The issue here is that we have a really decent game that managed to fall through the cracks of collecting for many. By chance I bought my copy for around £13 here in the UK, that’s easily under the $20 at today’s exchange rates. When I bought Keio Flying Squadron some years ago I had no idea that the price would escalate. Back in the late 90’s Sega CD games were not really deemed collectable. I purchased this one as a curiosity as I’ve always had a soft spot for Japanese shooters (and that I was that guy that owned a Sega CD). If it’s any consolation to US collectors Keio Flying Squadron did see a re-release on the Japanese Sega Saturn. Expect to pay around the £70 mark or under $90 for this re-worked version of the game.

As you can probably tell, I’m an avid fan of the game and would of course recommend it as not only a collectable but also a game to actively play. The price tag though, well that’s another story. Would I spend $1400 on it? Absolutely not. The price has escalated in the US market to the point where only the very serious collectors will touch this one. For the $120 mark to get the UK edition? Well, perhaps. It’s an old favourite and I could just about justify collecting now if I cut done on my Sega Saturn collecting for a few months… and paying my mortgage… and eating and stuff. What’s interesting about Keio flying Squadron are the little extras that make it fascinating. On the main menu screen if you enter a short combination of button presses you can access a hidden game. The super-catch mini game. It’s very reminiscent of those cheap LCD handheld games of the 90’s. I’ve always been bad at this type of mini-game but it’s an interesting extra feature to investigate if you have a copy of the game.

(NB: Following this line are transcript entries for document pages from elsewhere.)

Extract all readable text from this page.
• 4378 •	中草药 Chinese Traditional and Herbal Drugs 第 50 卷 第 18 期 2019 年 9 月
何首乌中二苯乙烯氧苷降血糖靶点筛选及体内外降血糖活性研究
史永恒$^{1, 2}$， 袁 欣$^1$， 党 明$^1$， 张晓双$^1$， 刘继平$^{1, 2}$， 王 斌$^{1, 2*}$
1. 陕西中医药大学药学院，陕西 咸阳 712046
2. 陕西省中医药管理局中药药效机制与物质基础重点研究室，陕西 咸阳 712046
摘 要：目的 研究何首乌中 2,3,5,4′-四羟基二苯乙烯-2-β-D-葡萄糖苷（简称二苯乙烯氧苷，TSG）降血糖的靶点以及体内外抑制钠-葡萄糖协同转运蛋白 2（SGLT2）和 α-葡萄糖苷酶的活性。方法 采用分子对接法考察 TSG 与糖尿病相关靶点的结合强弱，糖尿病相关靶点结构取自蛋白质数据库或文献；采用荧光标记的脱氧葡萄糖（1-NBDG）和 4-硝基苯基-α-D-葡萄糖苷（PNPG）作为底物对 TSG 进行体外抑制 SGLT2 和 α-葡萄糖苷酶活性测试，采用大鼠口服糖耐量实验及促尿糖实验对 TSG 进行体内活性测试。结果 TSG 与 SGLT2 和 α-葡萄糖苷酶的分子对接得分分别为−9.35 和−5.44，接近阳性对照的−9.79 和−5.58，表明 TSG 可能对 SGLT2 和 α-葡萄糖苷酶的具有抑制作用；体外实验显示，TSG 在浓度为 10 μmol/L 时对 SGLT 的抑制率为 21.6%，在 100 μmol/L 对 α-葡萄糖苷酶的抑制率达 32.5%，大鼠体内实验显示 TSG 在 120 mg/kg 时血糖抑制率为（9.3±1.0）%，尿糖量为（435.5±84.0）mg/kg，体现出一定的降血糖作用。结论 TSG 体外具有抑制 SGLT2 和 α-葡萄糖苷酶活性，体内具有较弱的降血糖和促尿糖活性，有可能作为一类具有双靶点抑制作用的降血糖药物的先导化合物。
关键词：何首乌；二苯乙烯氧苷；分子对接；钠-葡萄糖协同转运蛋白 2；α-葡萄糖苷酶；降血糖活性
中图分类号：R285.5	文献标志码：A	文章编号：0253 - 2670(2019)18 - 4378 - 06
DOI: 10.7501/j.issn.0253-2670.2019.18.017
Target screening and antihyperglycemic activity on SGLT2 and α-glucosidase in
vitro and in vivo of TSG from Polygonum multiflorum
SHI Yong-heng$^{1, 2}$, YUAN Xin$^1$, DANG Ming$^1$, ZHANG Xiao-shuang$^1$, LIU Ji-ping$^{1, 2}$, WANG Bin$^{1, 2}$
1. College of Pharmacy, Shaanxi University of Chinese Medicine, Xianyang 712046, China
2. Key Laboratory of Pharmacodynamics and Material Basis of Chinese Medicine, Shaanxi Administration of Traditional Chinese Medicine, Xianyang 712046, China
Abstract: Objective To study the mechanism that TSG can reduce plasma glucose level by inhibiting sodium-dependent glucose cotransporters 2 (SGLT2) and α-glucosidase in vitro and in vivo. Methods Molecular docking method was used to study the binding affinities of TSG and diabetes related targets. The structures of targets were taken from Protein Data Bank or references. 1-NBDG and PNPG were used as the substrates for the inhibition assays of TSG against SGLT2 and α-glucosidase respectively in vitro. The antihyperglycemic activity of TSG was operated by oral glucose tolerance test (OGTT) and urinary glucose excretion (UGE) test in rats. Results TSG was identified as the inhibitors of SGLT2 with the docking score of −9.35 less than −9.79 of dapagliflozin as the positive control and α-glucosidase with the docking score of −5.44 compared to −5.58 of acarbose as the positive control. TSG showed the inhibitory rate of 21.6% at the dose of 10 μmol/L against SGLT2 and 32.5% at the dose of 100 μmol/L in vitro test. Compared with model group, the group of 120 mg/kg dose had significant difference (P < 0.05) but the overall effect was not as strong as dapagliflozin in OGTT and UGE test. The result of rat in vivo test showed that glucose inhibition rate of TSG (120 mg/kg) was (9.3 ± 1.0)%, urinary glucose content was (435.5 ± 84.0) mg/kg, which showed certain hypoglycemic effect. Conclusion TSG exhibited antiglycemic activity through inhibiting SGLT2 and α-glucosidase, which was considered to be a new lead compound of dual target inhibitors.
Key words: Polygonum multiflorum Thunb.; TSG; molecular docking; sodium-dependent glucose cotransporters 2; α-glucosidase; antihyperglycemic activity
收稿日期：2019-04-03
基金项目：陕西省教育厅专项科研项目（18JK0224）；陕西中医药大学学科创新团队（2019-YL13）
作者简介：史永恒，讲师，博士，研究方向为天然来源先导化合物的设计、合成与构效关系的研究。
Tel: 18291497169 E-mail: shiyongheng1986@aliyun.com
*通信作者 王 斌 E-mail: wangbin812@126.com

Why else do I enjoy Keio Flying Squadron? Well not only do you get a variety of ways to set-up the game. You are also presented where the hit-box is on Rami. For those of you that watch the channel regularly you will know how frustrated I get by not knowing where the player hit box is. What’s more you can actually adjust where you want the hit box to be as an option. This is just fantastic as it shows that the game developers really had a good understanding of shoot ’em up gamers needs. Keio Flying Squadron, you score big bonus points here from me. As for the main action, there’s a very solid engine under the hood of the game. It’s the simple things. It’s the moment when you encounter a new sub boss. The moment the action descends vertically. And of course the moments when you take on the level bosses themselves.

Keio Flying Squadron is fun, creative, challenging and a real hidden gem. The low production run may mean that this game has been buried deep in gaming history but those that own a copy will continue to cherish it.